Os repórteres passam devagar pelas ruas de Bucha, recentemente libertadas pelo exército ucraniano. Os planos recolhidos revelam a exposição crua, e cruel, dos mortos, assassinados pelo exército de Putin. Cadáveres estropiados, alguns deles ainda muito jovens, disformes, vários com as mãos atadas atrás das costas. Foram pura e simplesmente executados. Não se veem fardas. Todos aqueles que as câmaras vão devorando são civis, abandonados e indefesos. Um deles, percebe-se que ia na sua bicicleta quando foi assassinado.

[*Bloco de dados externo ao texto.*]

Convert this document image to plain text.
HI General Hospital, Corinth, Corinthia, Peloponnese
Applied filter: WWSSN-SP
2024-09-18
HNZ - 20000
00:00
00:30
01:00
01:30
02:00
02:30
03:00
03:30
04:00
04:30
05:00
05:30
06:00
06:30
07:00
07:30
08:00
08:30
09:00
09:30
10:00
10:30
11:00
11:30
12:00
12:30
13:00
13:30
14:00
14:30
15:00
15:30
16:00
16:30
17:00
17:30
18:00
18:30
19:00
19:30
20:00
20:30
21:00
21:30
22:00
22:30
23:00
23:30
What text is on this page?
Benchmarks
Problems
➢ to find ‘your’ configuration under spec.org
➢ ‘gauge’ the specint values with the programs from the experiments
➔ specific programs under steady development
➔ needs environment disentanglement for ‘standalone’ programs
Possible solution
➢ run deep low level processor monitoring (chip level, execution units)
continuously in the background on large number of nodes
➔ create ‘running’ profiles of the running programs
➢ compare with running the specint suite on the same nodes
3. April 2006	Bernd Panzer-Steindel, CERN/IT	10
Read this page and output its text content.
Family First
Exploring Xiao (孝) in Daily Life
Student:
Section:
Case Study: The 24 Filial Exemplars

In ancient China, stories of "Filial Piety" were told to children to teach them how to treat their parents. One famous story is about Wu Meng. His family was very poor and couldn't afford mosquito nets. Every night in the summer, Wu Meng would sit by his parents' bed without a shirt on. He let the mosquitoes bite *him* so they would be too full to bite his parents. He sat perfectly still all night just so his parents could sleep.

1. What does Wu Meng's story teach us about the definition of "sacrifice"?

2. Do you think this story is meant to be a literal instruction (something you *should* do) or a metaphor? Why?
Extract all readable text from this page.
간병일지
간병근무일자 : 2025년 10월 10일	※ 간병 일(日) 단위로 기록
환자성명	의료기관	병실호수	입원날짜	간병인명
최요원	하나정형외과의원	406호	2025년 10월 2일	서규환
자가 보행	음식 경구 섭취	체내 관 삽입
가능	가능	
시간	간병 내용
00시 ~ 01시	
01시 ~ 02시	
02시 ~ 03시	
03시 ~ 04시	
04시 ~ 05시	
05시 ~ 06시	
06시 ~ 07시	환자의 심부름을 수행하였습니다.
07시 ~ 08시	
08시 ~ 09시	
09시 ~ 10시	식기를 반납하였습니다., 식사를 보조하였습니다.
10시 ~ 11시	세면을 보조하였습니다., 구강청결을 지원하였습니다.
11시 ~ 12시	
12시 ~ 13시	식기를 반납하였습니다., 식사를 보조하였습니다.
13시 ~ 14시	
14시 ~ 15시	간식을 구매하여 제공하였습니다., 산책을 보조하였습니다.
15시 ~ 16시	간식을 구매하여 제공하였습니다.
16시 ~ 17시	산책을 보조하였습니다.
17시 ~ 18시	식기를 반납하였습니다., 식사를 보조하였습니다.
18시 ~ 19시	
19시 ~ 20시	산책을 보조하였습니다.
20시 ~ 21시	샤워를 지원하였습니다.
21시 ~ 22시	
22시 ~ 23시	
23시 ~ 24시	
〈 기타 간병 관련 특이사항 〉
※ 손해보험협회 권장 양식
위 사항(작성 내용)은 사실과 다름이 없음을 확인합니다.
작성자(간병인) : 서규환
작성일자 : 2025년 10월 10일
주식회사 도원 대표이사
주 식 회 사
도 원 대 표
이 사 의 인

A contextualizar o espetáculo macabro, surgem os edifícios despedaçados pelos bombardeamentos, carros de combates desfeitos durante a refrega, caixas e mobílias abandonadas, dando o sentido de sujidade àquele palco de horror e morte. Num outro plano, surgem militares ucranianos puxando os cadáveres com cabos de aço. Temem que os invasores tenham deixado minas nos corpos das vítimas.
Por estar distraído, vi esta sequência de horror. Isso mesmo, distraído, pois quero guardar, por higiene espiritual, a ideia de que a morte é o momento do silêncio e da respeitabilidade. Mudei de canal com Picasso a visitar-me através da sua obra Guernica. Uma das peças de arte mais poderosas para denunciar a guerra, o medo e a morte gratuita. Guernica não foi uma ficção. Tal como Bucha não é. Foram o colo dos mártires, dos indefesos, dos simples, supliciados pelo poder dos ditadores. Franco e Putin conseguiram pintar as suas obras hediondas. Guernica foi imortalizada por Picasso, estampando na cara do prócere a brutal violência que lhe ficaria como testamento. Nenhum livro, nenhum filme, revela a brutalidade fascista com a crueldade desnudada que Picasso pincelou. Visitado por dezenas de milhares, anualmente, Guernica é o testemunho mais vivo dos tempos do assassinato ímpio que Espanha sofreu, durante a guerra civil.
Picasso já não está entre nós. Infelizmente. Bucha precisava do seu talento para pintar a suástica do ódio feliz e gratuito que o exército de Putin derramou sobre a pobre população da cidade ucraniana. Neste tempo, em que tudo se desvanece na frivolidade impessoal de uma câmara de reportagem, era urgente surgir, quem fixassem para sempre o horror e a obscenidade. Os mártires de Bucha merecem o seu Picasso.